Kilomikron remnan ini akan dibersihkan oleh hati
dari sirkulasi dengan mekanisme endositosis oleh
lisosom. Hasil metabolisme ini berupa kolestrol
bebas yang akan digunakan untuk sintetis berbagai
struktur (membran plasma, myelin, hormone,
steroid dsb) disimpan dalam hati sebagai kolestrol
ester lagi atau diekskresi kedalam empedu (sebagai
kolesterol atau asam empedu) atau diubah jadi
lipoprotein yang dikeluarkan kedalam plasma.
Kolesterol juga dapat disintesis dari asetat dibawah
pengaruh enzim HMG-COA Feduktase yang
menjadi aktif jika terdapat kekurangan kolesterol.
(Gunawan, 2007).
b.

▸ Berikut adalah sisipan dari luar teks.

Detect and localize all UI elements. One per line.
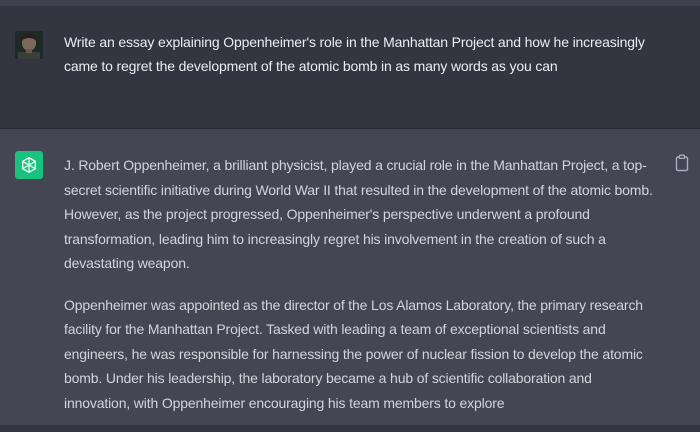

Jalur Endogen
Trigliserida dan kolestrol yang disintesis
oleh hati diangkut secara endogen dalam bentuk
VLDL kaya triglisorida dan mengalami
hidrolisis dalam sirkulasi oleh lipoprotein lipase
yang juga menghidrolisis kilomikron menjadi
partikel lipoprotein yang lebih kecil yaitu IDL
dan LDL-LDL yang mengandung kolesterol
paling banyak (60-70%), mengalami katabolisme
melalui reseptor diatas dan jalur non reseptor.
Jalur katabolisme reseptor dapat ditekan oleh
produksi kolestrol endogen.
Pada pasien hiperkolesterolemia
katabolisme LDL oleh hati dan jaringan
perifer berkurang sehingga kadar kolestrol
plasmanya meningkat. Peningkatan kadar
kolestrol sebagian disalurkan kedalam
makrofag yang akan membentuk sel busa
(foam cells) yang berperan dalam terjadinya
ateroklerosis premature. (Gunawan, 2007).